We demonstrate here that the DNA repair glycosylase, OGG1, plays a novel role in regulating cellular energy metabolism. Ogg1 expression is induced in response to a HFD (Figure 1D), suggesting that the repair of oxidative lesions such as 8-oxo-G by OGG1 are part of the cellular response to oxidative stress, such as that induced by a HFD. Conversely, in the absence of OGG1, a HFD led to accelerated development of several features of metabolic syndrome, including increased adiposity (Figure 1B), hepatic lipid accumulation (Figure 2), and impaired glucose tolerance upon high-fat feeding (Figure 3A). This was accompanied by increased resting RER (Figure 4F), reduced fasting plasma ketones (Figure 4G), and reduced expression of key genes of fat oxidation (Table 1 and Figure 5B), all indicating a shift in energy metabolism in Ogg1−/− mice away from fat oxidation. Taken together with the reduced hepatic glycogen content in Ogg1−/− livers (Figure 4H), these changes are indicative of a shift in cellular metabolism towards glucose utilization, over fat oxidation, in Ogg1−/− livers.

Regulation of Pgc-1 Transcriptional Co-activators and Fatty Acid Oxidation in Response to DNA Damage

A striking observation in Ogg1−/− mice was that of reduced levels of both Pgc-1α and -1β expression in liver. These two highly regulated transcriptional co-activators play critical roles in diverse cellular processes [33][35]. PGC-1β is a requisite co-activator for the lipogenic transcription factor, SREBP-1c [36]. Therefore, the reduction in Pgc-1β levels (Figure 5A) in Ogg1−/− livers may explain the lack of induction of de novo lipogenesis in Ogg1−/− mice, despite a significant increase in Srebp-1c message levels (Figure 5A).

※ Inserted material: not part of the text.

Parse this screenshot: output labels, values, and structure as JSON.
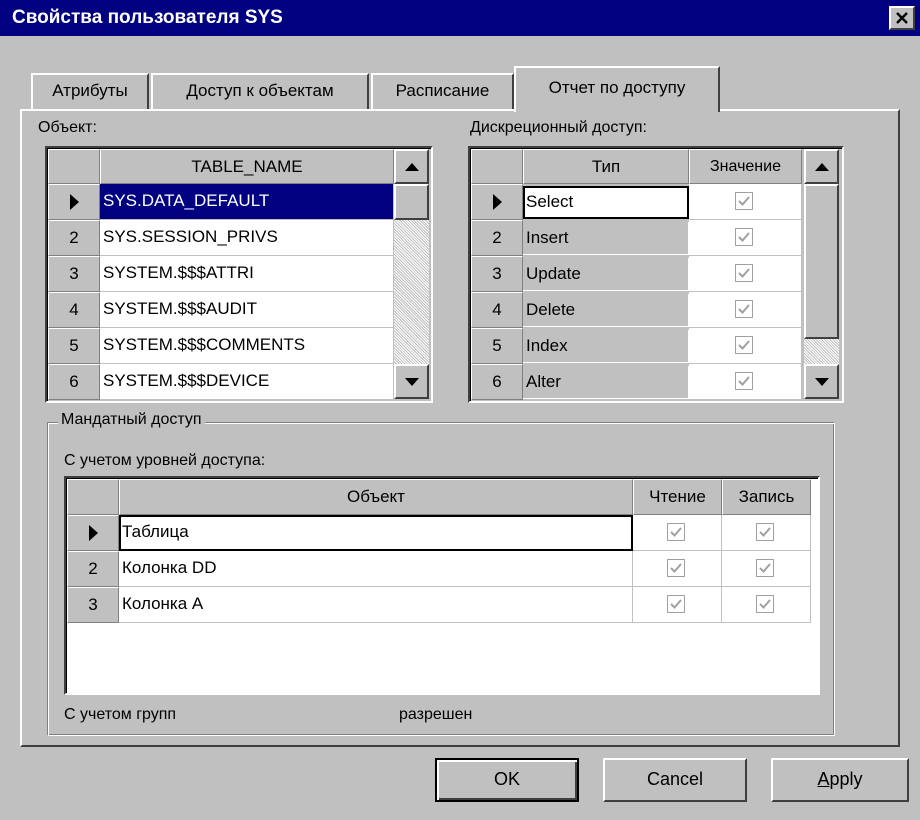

PGC-1α plays tissue-specific roles in pathways ranging from mitochondrial biogenesis [35] to TCA cycle flux [32] and fatty acid oxidation [33]. Chow-fed and HFD-fed Ogg1−/− mice had significantly reduced expression of hepatic Pgc-1α, compared to WT counterparts. Consistently, while expression of Cpt-1, a Pgc-1α target gene, was significantly elevated in response to HFD-feeding in WT mice (Figure 5B), Ogg1−/− animals did not show a similar induction of Cpt-1. Furthermore, several additional genes of fatty acid oxidation were found to be reduced, especially after HFD-feeding, in Ogg1−/− mice (Table 1 and Figure 5B). In addition to these changes in gene expression, Ogg1−/− mice also had significantly reduced plasma ketone levels following an overnight fast (Figure 4G), suggesting decreased fatty acid oxidation, consistent with the observation of elevated resting phase RER (Figure 4F) in these mice.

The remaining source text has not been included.